Targeted Elimination diets, in which "positive" foods on allergy testing or history are removed from the diet, are one type of dietary treatment. An elimination diet may be the only treatment needed for some individuals with eosinophilic esophagitis.

Empiric Six-food elimination diet is another type of elimination diet that has shown success in some EE patients. Instead of basing dietary elimination on skin testing, patch testing, or immunoglobuline E (IgE) testing, patients eliminate 6 common allergenic foods (milk, eggs, wheat, soy, peanuts/other nuts, fish/shellfish) regardless of the results of the allergy testing.

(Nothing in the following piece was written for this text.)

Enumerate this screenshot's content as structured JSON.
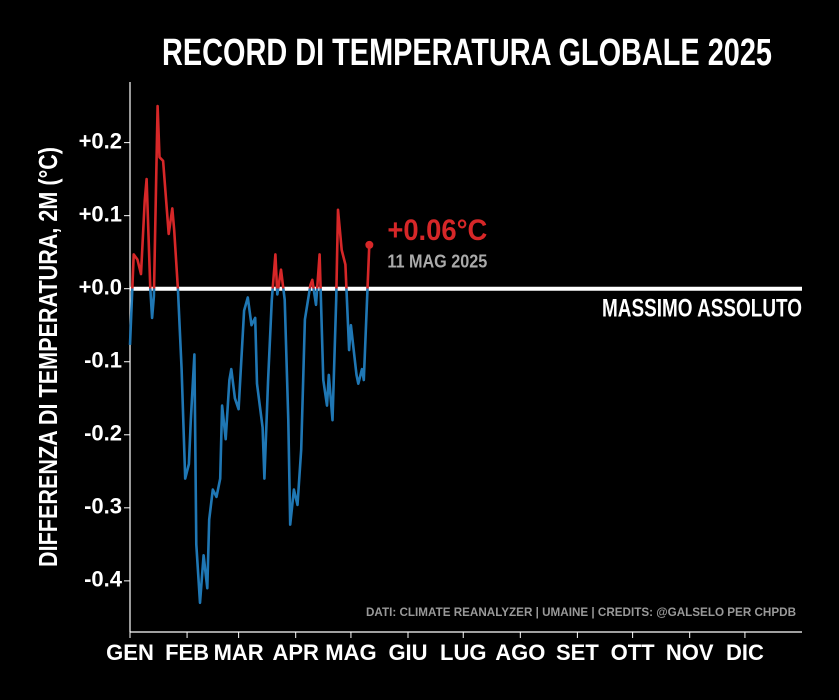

These foods must be restricted in all forms, leading to a strict elimination diet including food antigens in small amounts.

Elemental diets, in which all sources of protein are removed from the diet, are another dietary therapy. An elemental diet includes only an amino acid formula (building blocks of protein), with no whole or partial proteins. Simple sugars, salt and oils are permitted on an elemental diet. Because these formulas are not palatable, the use of a strict elemental diet may require a feeding tube. Amino-acid based formulas are very expensive and are only sometimes covered by health insurance. Elemental diets are effective in treating most people with EE. In children and young adults, consideration of developmental issues are paramount in deciding if these diets are appropriate and close follow up is always warranted.

Children and adults who rely in part, or completely, on an elemental amino acid based formula may have a difficult time drinking enough of the formula. To maintain proper nutrition, some may require tube feedings directly into the stomach (enteral feeds). Tube feedings may be temporary i.e. weeks to months or in severe cases more permanent with placement of different types of medical feeding devices.

Food trials involve adding back one ingredient at a time to one’s diet to determine specific foods causing a reaction. Food trials begin after symptoms resolve and eosinophils have cleared. Food trials are handled differently by different professionals, but may involve repeat endoscopies with biopsies as foods are introduced to determine which foods are ‘safe’ for an individual.


Medications for Eosinophilic esophagitis most commonly include steroids to control inflammation and suppress the eosinophils. Steroids can be taken orally or topically (swallowed medicines traditionally used for asthma). For many patients, swallowed topical corticosteroids (fluticasone or budesonide) have led to EE remission (improvement while on treatment), though their long-term use for maintenance treatment has not been studied. For some people on swallowed steroids, Candida (yeast infections of the mouth and esophagus) can be a side effect. Acid suppressors may also help symptoms in some patients with reflux. Oral viscous budesonide is currently in clinical trials for the treatment of eosinophilic esophagitis.